La plupart des étudiants ont démarré leur formation ou travaillent déjà dans des domaines qui sont en relation. Souvent, c’est l’organisme qui les emploie qui finance leur année de formation. Une aide bien utile, car il en coûte 25 000 euros pour l’année de master. L’ISU et les organismes des pays qui la soutiennent proposent différentes bourses d’études qui financent tout ou partie des frais de scolarité.
L’Inde, par exemple, verse plusieurs bourses à de jeunes femmes diplômées dans différentes matières afin de les attirer vers les métiers de l’espace. Les étudiants qui le souhaitent prolongent l’année MSS d’une année de thèse. C’est ce qu’a fait Ana Cristina Baltazar. Ingénieur en mécatronique, cette jeune Mexicaine avait travaillé dans la production d’énergie avant de succomber à son goût pour l’espace. « J’ai fait mon stage de master à la Nasa, à la division des petits satellites de l’Ames Research Center, en Californie. Ils ont ensuite financé mon année de thèse à l’ISU », raconte-t-elle.
D’autres prolongent leur cursus en devenant assistant d’enseignement.

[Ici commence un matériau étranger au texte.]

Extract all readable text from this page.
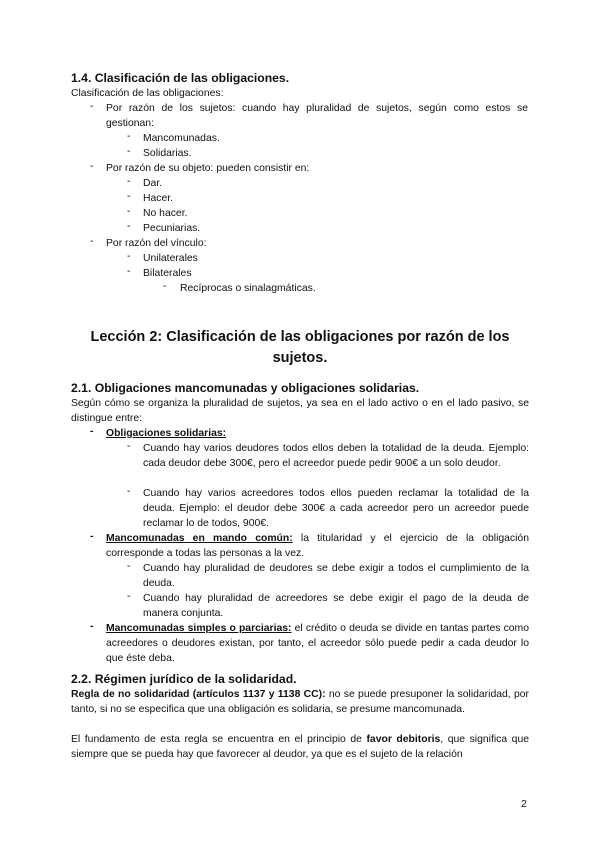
1.4. Clasificación de las obligaciones.
Clasificación de las obligaciones:
- Por razón de los sujetos: cuando hay pluralidad de sujetos, según como estos se gestionan:
- Mancomunadas.
- Solidarias.
- Por razón de su objeto: pueden consistir en:
- Dar.
- Hacer.
- No hacer.
- Pecuniarias.
- Por razón del vínculo:
- Unilaterales
- Bilaterales
- Recíprocas o sinalagmáticas.
Lección 2: Clasificación de las obligaciones por razón de los sujetos.
2.1. Obligaciones mancomunadas y obligaciones solidarias.
Según cómo se organiza la pluralidad de sujetos, ya sea en el lado activo o en el lado pasivo, se distingue entre:
- Obligaciones solidarias:
- Cuando hay varios deudores todos ellos deben la totalidad de la deuda. Ejemplo: cada deudor debe 300€, pero el acreedor puede pedir 900€ a un solo deudor.
- Cuando hay varios acreedores todos ellos pueden reclamar la totalidad de la deuda. Ejemplo: el deudor debe 300€ a cada acreedor pero un acreedor puede reclamar lo de todos, 900€.
- Mancomunadas en mando común: la titularidad y el ejercicio de la obligación corresponde a todas las personas a la vez.
- Cuando hay pluralidad de deudores se debe exigir a todos el cumplimiento de la deuda.
- Cuando hay pluralidad de acreedores se debe exigir el pago de la deuda de manera conjunta.
- Mancomunadas simples o parciarias: el crédito o deuda se divide en tantas partes como acreedores o deudores existan, por tanto, el acreedor sólo puede pedir a cada deudor lo que éste deba.
2.2. Régimen jurídico de la solidaridad.
Regla de no solidaridad (artículos 1137 y 1138 CC): no se puede presuponer la solidaridad, por tanto, si no se especifica que una obligación es solidaria, se presume mancomunada.
El fundamento de esta regla se encuentra en el principio de favor debitoris, que significa que siempre que se pueda hay que favorecer al deudor, ya que es el sujeto de la relación
2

Cela leur permet de poursuivre des travaux de recherche sur les équipements de l’ISU. L’université dispose, entre autres, d’un radiotélescope, d’une station au sol pour satellites, d’une capsule spatiale russe Almaz et d’une structure autodéployable pour environnements hostiles (SHEE).
Données clés
• Date de création : 1987. L’ISU voit le jour sous la forme d’une université d’été itinérante avec juste un bureau à Boston.
• Date d’installation à Strasbourg : en 2002, l’ISU inaugure son campus d’Illkirch-Graffenstaden, près de Strasbourg.
• Alumni : 4 600 anciens élèves dans 105 pays, âgés de 18 à 59 ans.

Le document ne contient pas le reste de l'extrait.